Salomé resserra son ciré autour d'elle. Elle devait ressembler à une petite tache jaune dans ce décor maussade. Bien sûr, les devantures des pubs rivalisaient les unes avec les autres de couleurs somptueuses, mais le gris du ciel, des murs mouillés et celui des pavés renvoyait une atmosphère mélancolique. C'était son spleen.
Elle repensa à la mine de Kal-El lorsqu'elle était partie, déconfite. A quoi s'attendait-Il? Ne lui avait-il pas dit qu'il en finirait avec ce mariage? Pourquoi était-il revenu si les choses n'avaient pas évoluées? C'était prendre le risque de la faire souffrir encore, mais ça, s'en rendait-il réellement compte?
Elle marcha dans une flaque d'eau formée par un déchaussement des pavés. Le froid se propagea dans sa bottine puis dans sa chaussette pour envelopper sa peau. Elle pesta. Des gouttes de pluie ruisselaient de ses cheveux trempés sur son visage, dans son coup, sur sa poitrine.
Salomé lui en voulait. Il n'avait pas le droit.  C'était un supplice de vivre pareil sensation, pareille émotion, et d'entendre que rien n'avait changé. Pourquoi était-il venu?
Au coin d'une rue, elle en eut soudainement assez du froid glacial qui commençait à engourdir ses mains et ses lèvres. Elle avisa un pub à la devanture chaleureuse et poussa la porte.
Le comptoir en chêne massif qui lui faisait face affichait des centaine de bouteilles d'alcool différent. Le parquet brut craquela sous ses pas alors qu'elle se dirigeait vers une petite table dans l'une des alcôves de la salle. L'ambiance était plus intimiste que le précédant établissement où elle avait laissé Kal-El. Une musique celtique tapissait en fond l'ambiance feutrée et chaleureuse de la pièce. Un barman s'avança vers elle et lui demanda dans un anglais irlandais ce qu'elle désirait boire.

« A pint of ale please »

L'homme aux cheveux bruns coupés très courts et aux yeux bleus pacifiques lui jeta un regard intrigué avant de s'en retourner. Il revient quelques secondes plus tard avec sa commande.

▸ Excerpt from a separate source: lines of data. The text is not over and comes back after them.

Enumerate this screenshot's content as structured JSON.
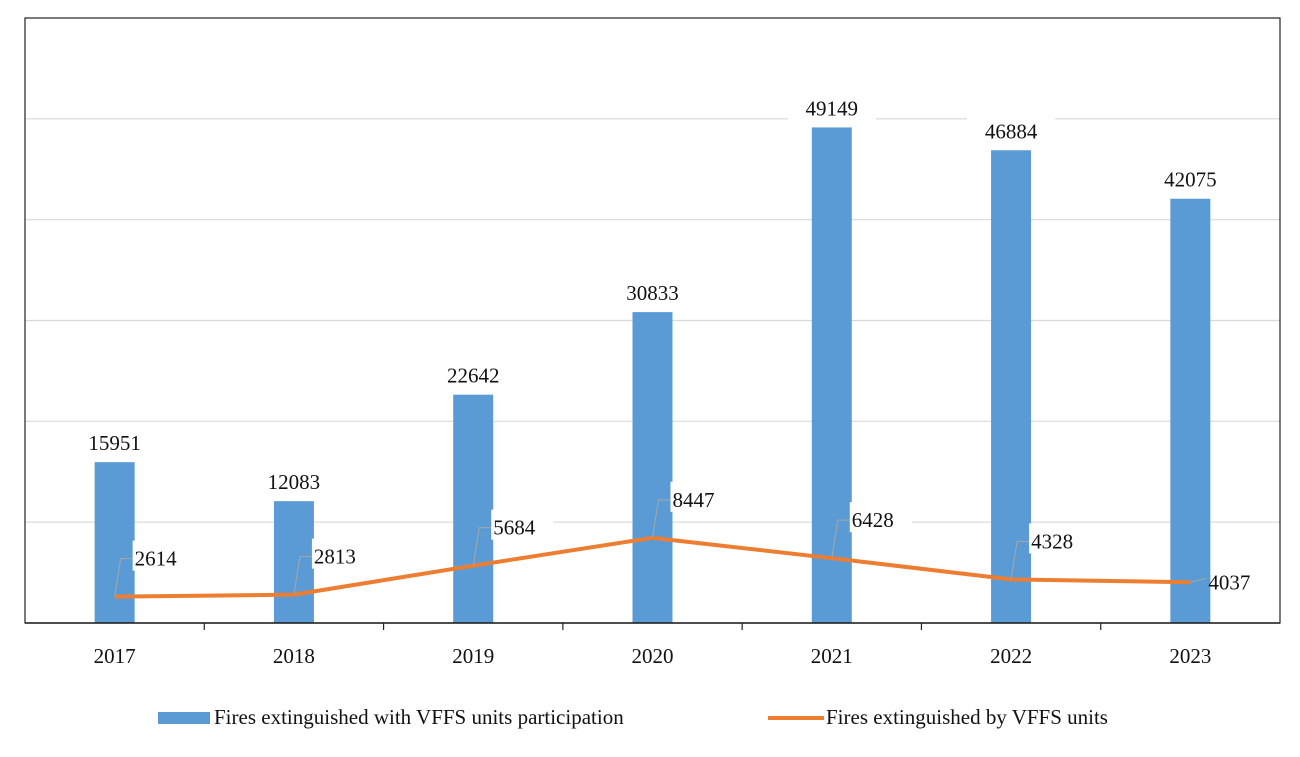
{
  "chart_data": {
    "type": "bar+line",
    "title": "",
    "xlabel": "",
    "ylabel": "",
    "ylim": [
      0,
      60000
    ],
    "grid": true,
    "legend_position": "bottom",
    "categories": [
      "2017",
      "2018",
      "2019",
      "2020",
      "2021",
      "2022",
      "2023"
    ],
    "series": [
      {
        "name": "Fires extinguished with VFFS units participation",
        "type": "bar",
        "color": "#5b9bd5",
        "values": [
          15951,
          12083,
          22642,
          30833,
          49149,
          46884,
          42075
        ]
      },
      {
        "name": "Fires extinguished by VFFS units",
        "type": "line",
        "color": "#ed7d31",
        "values": [
          2614,
          2813,
          5684,
          8447,
          6428,
          4328,
          4037
        ]
      }
    ]
  }
}
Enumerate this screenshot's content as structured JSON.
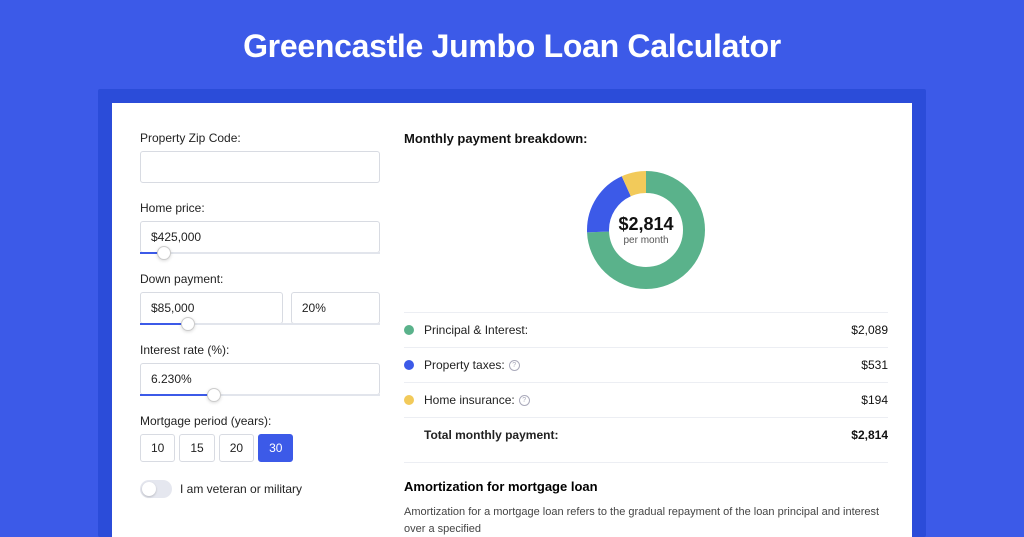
{
  "page": {
    "title": "Greencastle Jumbo Loan Calculator",
    "background_color": "#3c5ae8",
    "outer_card_color": "#2b4cd9",
    "card_color": "#ffffff"
  },
  "form": {
    "zip": {
      "label": "Property Zip Code:",
      "value": ""
    },
    "home_price": {
      "label": "Home price:",
      "value": "$425,000",
      "slider_pct": 10
    },
    "down_payment": {
      "label": "Down payment:",
      "value": "$85,000",
      "percent": "20%",
      "slider_pct": 20
    },
    "interest_rate": {
      "label": "Interest rate (%):",
      "value": "6.230%",
      "slider_pct": 31
    },
    "mortgage_period": {
      "label": "Mortgage period (years):",
      "options": [
        "10",
        "15",
        "20",
        "30"
      ],
      "selected": "30"
    },
    "veteran": {
      "label": "I am veteran or military",
      "checked": false
    }
  },
  "breakdown": {
    "title": "Monthly payment breakdown:",
    "center_amount": "$2,814",
    "center_sub": "per month",
    "donut": {
      "size": 128,
      "radius": 48,
      "stroke_width": 22,
      "segments": [
        {
          "key": "principal_interest",
          "value": 2089,
          "color": "#5ab28b"
        },
        {
          "key": "property_taxes",
          "value": 531,
          "color": "#3c5ae8"
        },
        {
          "key": "home_insurance",
          "value": 194,
          "color": "#f2ca5a"
        }
      ]
    },
    "items": [
      {
        "label": "Principal & Interest:",
        "value": "$2,089",
        "color": "#5ab28b",
        "info": false
      },
      {
        "label": "Property taxes:",
        "value": "$531",
        "color": "#3c5ae8",
        "info": true
      },
      {
        "label": "Home insurance:",
        "value": "$194",
        "color": "#f2ca5a",
        "info": true
      }
    ],
    "total": {
      "label": "Total monthly payment:",
      "value": "$2,814"
    }
  },
  "amortization": {
    "title": "Amortization for mortgage loan",
    "body": "Amortization for a mortgage loan refers to the gradual repayment of the loan principal and interest over a specified"
  }
}
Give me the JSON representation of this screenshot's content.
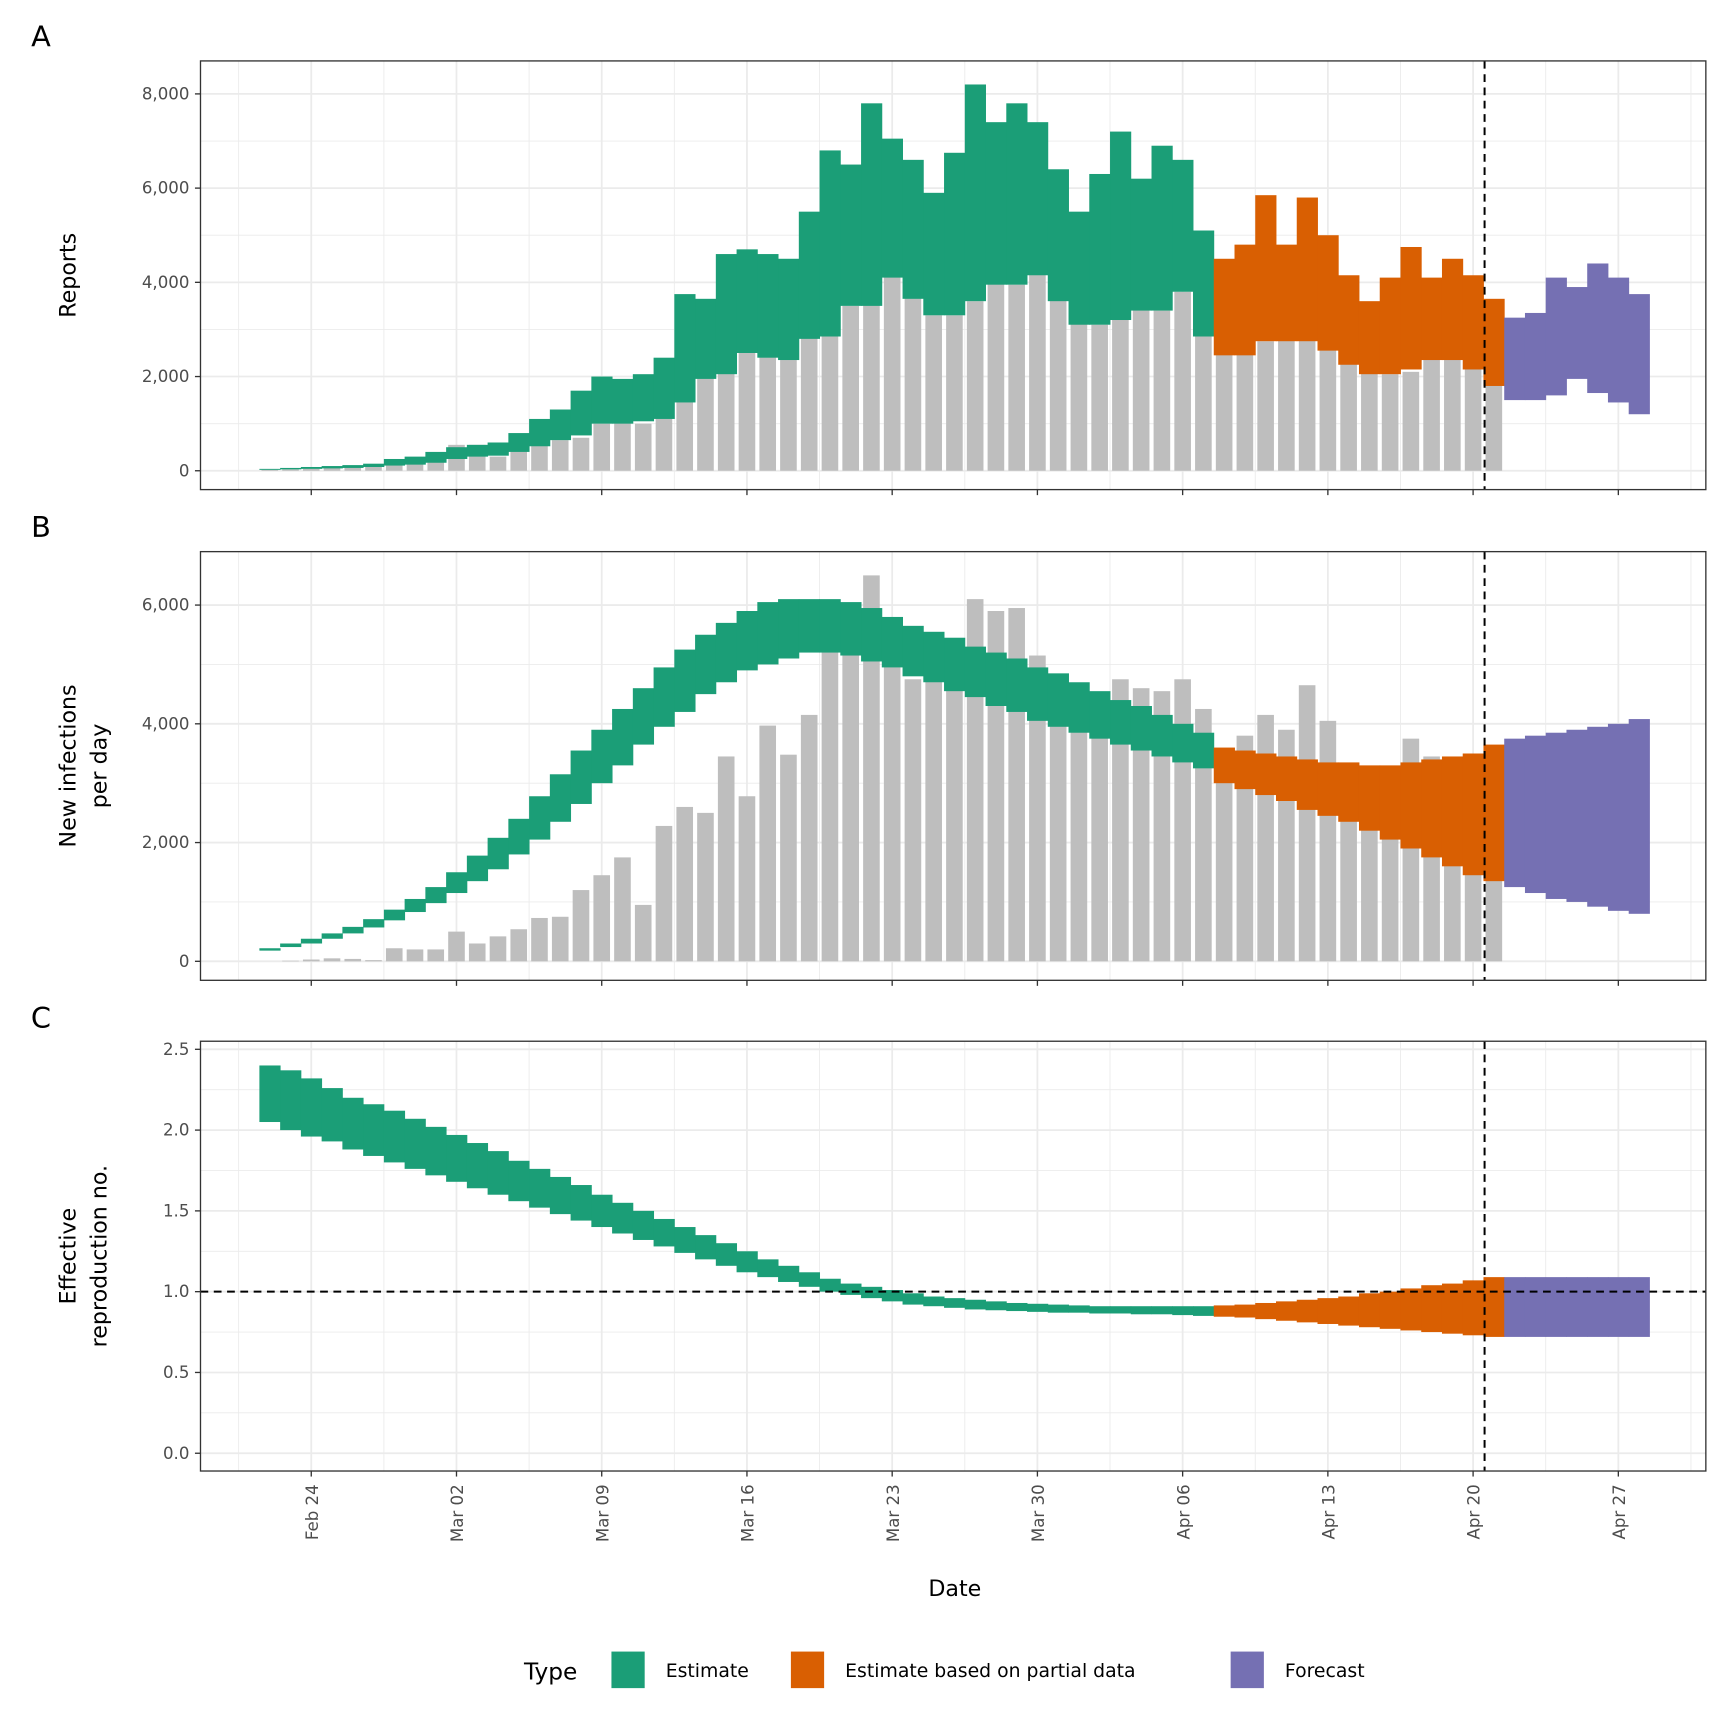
{
  "colors": {
    "Estimate": "#1b9e77",
    "Estimate based on partial data": "#d95f02",
    "Forecast": "#7570b3",
    "reported": "#bebebe",
    "grid": "#ebebeb"
  },
  "x_axis": {
    "label": "Date",
    "ticks": [
      "Feb 24",
      "Mar 02",
      "Mar 09",
      "Mar 16",
      "Mar 23",
      "Mar 30",
      "Apr 06",
      "Apr 13",
      "Apr 20",
      "Apr 27"
    ]
  },
  "legend": {
    "title": "Type",
    "position": "bottom",
    "entries": [
      "Estimate",
      "Estimate based on partial data",
      "Forecast"
    ]
  },
  "chart_data": {
    "type": "bar+ribbon",
    "dates": [
      "Feb 22",
      "Feb 23",
      "Feb 24",
      "Feb 25",
      "Feb 26",
      "Feb 27",
      "Feb 28",
      "Feb 29",
      "Mar 01",
      "Mar 02",
      "Mar 03",
      "Mar 04",
      "Mar 05",
      "Mar 06",
      "Mar 07",
      "Mar 08",
      "Mar 09",
      "Mar 10",
      "Mar 11",
      "Mar 12",
      "Mar 13",
      "Mar 14",
      "Mar 15",
      "Mar 16",
      "Mar 17",
      "Mar 18",
      "Mar 19",
      "Mar 20",
      "Mar 21",
      "Mar 22",
      "Mar 23",
      "Mar 24",
      "Mar 25",
      "Mar 26",
      "Mar 27",
      "Mar 28",
      "Mar 29",
      "Mar 30",
      "Mar 31",
      "Apr 01",
      "Apr 02",
      "Apr 03",
      "Apr 04",
      "Apr 05",
      "Apr 06",
      "Apr 07",
      "Apr 08",
      "Apr 09",
      "Apr 10",
      "Apr 11",
      "Apr 12",
      "Apr 13",
      "Apr 14",
      "Apr 15",
      "Apr 16",
      "Apr 17",
      "Apr 18",
      "Apr 19",
      "Apr 20",
      "Apr 21",
      "Apr 22",
      "Apr 23",
      "Apr 24",
      "Apr 25",
      "Apr 26",
      "Apr 27",
      "Apr 28"
    ],
    "type_ranges": [
      {
        "type": "Estimate",
        "from": "Feb 22",
        "to": "Apr 07"
      },
      {
        "type": "Estimate based on partial data",
        "from": "Apr 08",
        "to": "Apr 21"
      },
      {
        "type": "Forecast",
        "from": "Apr 22",
        "to": "Apr 28"
      }
    ],
    "forecast_vline": "Apr 21",
    "panels": [
      {
        "letter": "A",
        "ylabel": [
          "Reports"
        ],
        "ylim": [
          -400,
          8700
        ],
        "yticks": [
          0,
          2000,
          4000,
          6000,
          8000
        ],
        "ytick_labels": [
          "0",
          "2,000",
          "4,000",
          "6,000",
          "8,000"
        ],
        "reported": [
          20,
          30,
          40,
          60,
          80,
          100,
          130,
          150,
          200,
          550,
          550,
          300,
          450,
          600,
          650,
          700,
          1000,
          1050,
          1000,
          1450,
          1950,
          2050,
          2500,
          2700,
          2450,
          2350,
          2850,
          3800,
          3500,
          4100,
          4500,
          3900,
          3300,
          3300,
          3600,
          4500,
          3950,
          4500,
          4100,
          3650,
          3100,
          3200,
          3900,
          3400,
          3800,
          2900,
          2500,
          2500,
          2750,
          3200,
          2800,
          3100,
          2600,
          2300,
          2050,
          2100,
          2400,
          2500,
          2200,
          1850
        ],
        "lower": [
          20,
          30,
          40,
          50,
          60,
          80,
          110,
          130,
          170,
          250,
          300,
          320,
          400,
          520,
          650,
          750,
          1000,
          1000,
          1050,
          1100,
          1450,
          1950,
          2050,
          2500,
          2400,
          2350,
          2800,
          2850,
          3500,
          3500,
          4100,
          3650,
          3300,
          3300,
          3600,
          3950,
          3950,
          4150,
          3600,
          3100,
          3100,
          3200,
          3400,
          3400,
          3800,
          2850,
          2450,
          2450,
          2750,
          2750,
          2750,
          2550,
          2250,
          2050,
          2050,
          2150,
          2350,
          2350,
          2150,
          1800,
          1500,
          1500,
          1600,
          1950,
          1650,
          1450,
          1200
        ],
        "upper": [
          40,
          60,
          80,
          100,
          120,
          150,
          250,
          300,
          400,
          500,
          550,
          600,
          800,
          1100,
          1300,
          1700,
          2000,
          1950,
          2050,
          2400,
          3750,
          3650,
          4600,
          4700,
          4600,
          4500,
          5500,
          6800,
          6500,
          7800,
          7050,
          6600,
          5900,
          6750,
          8200,
          7400,
          7800,
          7400,
          6400,
          5500,
          6300,
          7200,
          6200,
          6900,
          6600,
          5100,
          4500,
          4800,
          5850,
          4800,
          5800,
          5000,
          4150,
          3600,
          4100,
          4750,
          4100,
          4500,
          4150,
          3650,
          3250,
          3350,
          4100,
          3900,
          4400,
          4100,
          3750
        ]
      },
      {
        "letter": "B",
        "ylabel": [
          "New infections",
          "per day"
        ],
        "ylim": [
          -320,
          6900
        ],
        "yticks": [
          0,
          2000,
          4000,
          6000
        ],
        "ytick_labels": [
          "0",
          "2,000",
          "4,000",
          "6,000"
        ],
        "reported": [
          0,
          10,
          30,
          50,
          40,
          20,
          220,
          200,
          200,
          500,
          300,
          420,
          540,
          730,
          750,
          1200,
          1450,
          1750,
          950,
          2280,
          2600,
          2500,
          3450,
          2780,
          3970,
          3480,
          4150,
          5550,
          5900,
          6500,
          5600,
          4750,
          4850,
          4750,
          6100,
          5900,
          5950,
          5150,
          4100,
          3900,
          4250,
          4750,
          4600,
          4550,
          4750,
          4250,
          3400,
          3800,
          4150,
          3900,
          4650,
          4050,
          3300,
          3200,
          2900,
          3750,
          3450,
          3400,
          3450,
          2000
        ],
        "lower": [
          180,
          240,
          300,
          380,
          470,
          570,
          690,
          830,
          980,
          1150,
          1350,
          1550,
          1800,
          2050,
          2350,
          2650,
          3000,
          3300,
          3650,
          3950,
          4200,
          4500,
          4700,
          4900,
          5000,
          5100,
          5200,
          5200,
          5150,
          5050,
          4950,
          4800,
          4700,
          4550,
          4450,
          4300,
          4200,
          4050,
          3950,
          3850,
          3750,
          3650,
          3550,
          3450,
          3350,
          3250,
          3000,
          2900,
          2800,
          2700,
          2550,
          2450,
          2350,
          2200,
          2050,
          1900,
          1750,
          1600,
          1450,
          1350,
          1250,
          1150,
          1050,
          1000,
          920,
          850,
          800
        ],
        "upper": [
          220,
          300,
          380,
          470,
          580,
          710,
          870,
          1050,
          1250,
          1500,
          1780,
          2080,
          2400,
          2780,
          3150,
          3550,
          3900,
          4250,
          4600,
          4950,
          5250,
          5500,
          5700,
          5900,
          6050,
          6100,
          6100,
          6100,
          6050,
          5950,
          5800,
          5650,
          5550,
          5450,
          5300,
          5200,
          5100,
          4950,
          4850,
          4700,
          4550,
          4400,
          4300,
          4150,
          4000,
          3850,
          3600,
          3550,
          3500,
          3450,
          3400,
          3350,
          3350,
          3300,
          3300,
          3350,
          3400,
          3450,
          3500,
          3650,
          3750,
          3800,
          3850,
          3900,
          3950,
          4000,
          4080
        ]
      },
      {
        "letter": "C",
        "ylabel": [
          "Effective",
          "reproduction no."
        ],
        "ylim": [
          -0.11,
          2.55
        ],
        "yticks": [
          0,
          0.5,
          1.0,
          1.5,
          2.0,
          2.5
        ],
        "ytick_labels": [
          "0.0",
          "0.5",
          "1.0",
          "1.5",
          "2.0",
          "2.5"
        ],
        "hline": 1.0,
        "lower": [
          2.05,
          2.0,
          1.96,
          1.93,
          1.88,
          1.84,
          1.8,
          1.76,
          1.72,
          1.68,
          1.64,
          1.6,
          1.56,
          1.52,
          1.48,
          1.44,
          1.4,
          1.36,
          1.32,
          1.28,
          1.24,
          1.2,
          1.16,
          1.12,
          1.09,
          1.06,
          1.03,
          1.0,
          0.98,
          0.96,
          0.94,
          0.92,
          0.91,
          0.9,
          0.89,
          0.885,
          0.88,
          0.875,
          0.87,
          0.87,
          0.865,
          0.865,
          0.86,
          0.86,
          0.855,
          0.85,
          0.845,
          0.84,
          0.83,
          0.82,
          0.81,
          0.8,
          0.79,
          0.78,
          0.77,
          0.76,
          0.75,
          0.74,
          0.73,
          0.72,
          0.72,
          0.72,
          0.72,
          0.72,
          0.72,
          0.72,
          0.72
        ],
        "upper": [
          2.4,
          2.37,
          2.32,
          2.26,
          2.2,
          2.16,
          2.12,
          2.07,
          2.02,
          1.97,
          1.92,
          1.87,
          1.81,
          1.76,
          1.71,
          1.66,
          1.6,
          1.55,
          1.5,
          1.45,
          1.4,
          1.35,
          1.3,
          1.25,
          1.2,
          1.16,
          1.12,
          1.08,
          1.05,
          1.03,
          1.01,
          0.99,
          0.97,
          0.96,
          0.95,
          0.94,
          0.93,
          0.925,
          0.92,
          0.915,
          0.91,
          0.91,
          0.91,
          0.91,
          0.91,
          0.91,
          0.915,
          0.92,
          0.93,
          0.94,
          0.95,
          0.96,
          0.97,
          0.99,
          1.0,
          1.02,
          1.04,
          1.05,
          1.07,
          1.09,
          1.09,
          1.09,
          1.09,
          1.09,
          1.09,
          1.09,
          1.09
        ]
      }
    ]
  }
}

« And a pint for the french girl », sourit-Il.

« Thanks a million ». Elle lui rendit son sourire. Sans doute plus pâle que le sien, puis, bu une longue gorgée.
Elle se sentit brusquement seule. Là, par elle même, dans cette ville. Loin de sa famille, de ses amis. Sa situation lui donna le tournis. Elle joua avec les échardes du bois de la vieille table et laissa son esprit vagabonder au rythme de la voix cristalline de la chanteuse irlandaise que diffusait les haut parleurs. Son cœur se serra. La bière la détendit légèrement. Mais les battements dans sa poitrine restaient puissants. Et le vide dans son ventre, présent.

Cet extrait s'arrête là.